Listening to the exchange, it was clear that McConaughey believes passionately in the power of technology to affect positive change when wielded for good. This is why he now devotes his time to projects that endorse his values by furthering restoration and advancing sustainable innovation. If they don’t meet this criterion, they don’t justify his time and resource.

Unite Us is one organization that did pass the McConaughey test. Devoted to helping people gain access to healthcare via telemedicine, a need that became urgent during the pandemic, Unite US is an example of an organization that’s using technology as a tool for restoration, with long-term viability.

Tee-up for future success

McConaughey also spoke evocatively about his 2020 New York Times bestselling book, “Greenlights,” which advocates being “cool to your future self; teeing yourself up for success…based on the choices we make.”

He explained that, in contrast, red lights are obstacles that result in a complete stop. Crisis, death, disease, Covid-19 and the Great Resignation are all examples of red lights, according to McConaughey. They’re not pleasant but sometimes we need them to stop us in our tracks, so we can reconsider our choices based on new insights gleaned.

After recalibrating, reevaluating and resetting via “yellow lights,” a path forward may present an even better journey than the one originally intended. We can place ourselves at the greenlight again.

Creating an inclusive, healthy workforce

This appreciation for all experiences, all behavior types echoes our own recent study: “Breakthrough.” Dell worked with behavioral experts to benchmark senior leaders, IT leaders and members of the workforce based on their readiness for digital change, because, like McConaughey, we know that digital transformation doesn’t just happen—it needs a human-machine partnership. It needs people to embrace the technology and use these tools responsibly.

Based on their analysis, only 10% of the respondents were placed in the Sprint group, which means that they’re chasing innovation and trailblazing change. Pretty much half are in the Slow and Still groups.

That’s not an indictment. All groups are welcome in the modern workforce. Someone’s inclination to question and show caution may be entirely warranted.

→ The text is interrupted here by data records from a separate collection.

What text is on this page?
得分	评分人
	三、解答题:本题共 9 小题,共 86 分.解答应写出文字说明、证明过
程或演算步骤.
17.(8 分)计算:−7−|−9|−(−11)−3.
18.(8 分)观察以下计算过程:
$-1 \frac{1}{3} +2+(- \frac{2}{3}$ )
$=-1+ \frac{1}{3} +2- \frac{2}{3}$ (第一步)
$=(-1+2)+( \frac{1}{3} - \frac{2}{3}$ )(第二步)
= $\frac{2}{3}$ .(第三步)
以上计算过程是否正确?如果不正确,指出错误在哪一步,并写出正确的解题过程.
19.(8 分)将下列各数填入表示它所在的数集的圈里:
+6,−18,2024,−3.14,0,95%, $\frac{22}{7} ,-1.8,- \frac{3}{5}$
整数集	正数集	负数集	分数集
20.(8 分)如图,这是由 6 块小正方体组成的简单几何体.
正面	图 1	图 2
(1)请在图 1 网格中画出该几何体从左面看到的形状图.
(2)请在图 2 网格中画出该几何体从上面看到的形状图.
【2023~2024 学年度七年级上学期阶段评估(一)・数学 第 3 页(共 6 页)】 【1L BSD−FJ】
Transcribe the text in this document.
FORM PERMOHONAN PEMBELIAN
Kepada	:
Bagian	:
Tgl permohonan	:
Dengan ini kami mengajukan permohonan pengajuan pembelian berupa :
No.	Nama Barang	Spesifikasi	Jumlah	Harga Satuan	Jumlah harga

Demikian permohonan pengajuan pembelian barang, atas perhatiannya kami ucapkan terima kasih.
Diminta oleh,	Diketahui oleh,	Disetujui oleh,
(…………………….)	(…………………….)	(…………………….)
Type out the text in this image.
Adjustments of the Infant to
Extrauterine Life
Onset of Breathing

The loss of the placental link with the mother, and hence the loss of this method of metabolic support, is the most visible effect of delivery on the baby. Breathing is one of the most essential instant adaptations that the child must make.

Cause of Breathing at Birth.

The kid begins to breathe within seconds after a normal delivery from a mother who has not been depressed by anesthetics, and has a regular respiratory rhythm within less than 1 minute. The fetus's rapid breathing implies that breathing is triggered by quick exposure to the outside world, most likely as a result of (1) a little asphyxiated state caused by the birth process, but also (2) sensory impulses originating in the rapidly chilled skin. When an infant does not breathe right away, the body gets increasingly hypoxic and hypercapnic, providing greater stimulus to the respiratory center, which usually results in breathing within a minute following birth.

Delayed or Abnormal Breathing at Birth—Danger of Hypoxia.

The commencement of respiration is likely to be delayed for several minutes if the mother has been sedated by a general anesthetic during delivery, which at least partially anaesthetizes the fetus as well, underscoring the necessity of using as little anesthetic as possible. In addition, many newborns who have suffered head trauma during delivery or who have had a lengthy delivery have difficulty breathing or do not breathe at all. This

As McConaughey observed, there’s great merit and wisdom in interrogating an idea and taking the time to learn from past failures.

However, to channel these traits in a positive way, we need to provide sufficient encouragement and autonomy. McConaughey talked about leaning into our successes more (rather than dwelling on what went wrong).

Why is this important? Because as Dew said: People solve problems. But to do that, they need to feel supported by leadership and the culture they set, and by technology, which, as McConaughey noted, “held us together during the pandemic.”

There’s a lot of work to be done. After a tough couple of years, people are feeling bruised. According to “Breakthrough,” 41% believe staff are wrestling with burnout and/or poor mental health that’s impacting their ability to deliver their work. But as McConaughey pointed out, history shows that after cycles of great change, innovation quickly follows. Burnout in the workforce, a growing gap in access to technology and a lack of consensus on the road ahead have left the world weary. But a resurgence is possible.

Keeping legacy in sight

McConaughey wants to be part of the recovery. Which is why he always asks himself before he runs headfirst into a new project:

  • Is this something the world needs?
  • Is it a legacy choice (for my kids, for the future, for the environment)?

These are great questions. What if every leader and organization use these questions as a litmus test for their next breakthrough innovation? McConaughey believes that when you combine these, with “chasing yet”—that future accomplishment that you might articulate in your mission statement, a headline you set for yourself, even your imagined eulogy—you can find your green light. Or in Dell speak, you can break through.

After a two-year, in-person hiatus in Vegas, there have been so many highlights at the 2022 Dell Technologies World. This conversation with Matthew McConaughey was most certainly one of them.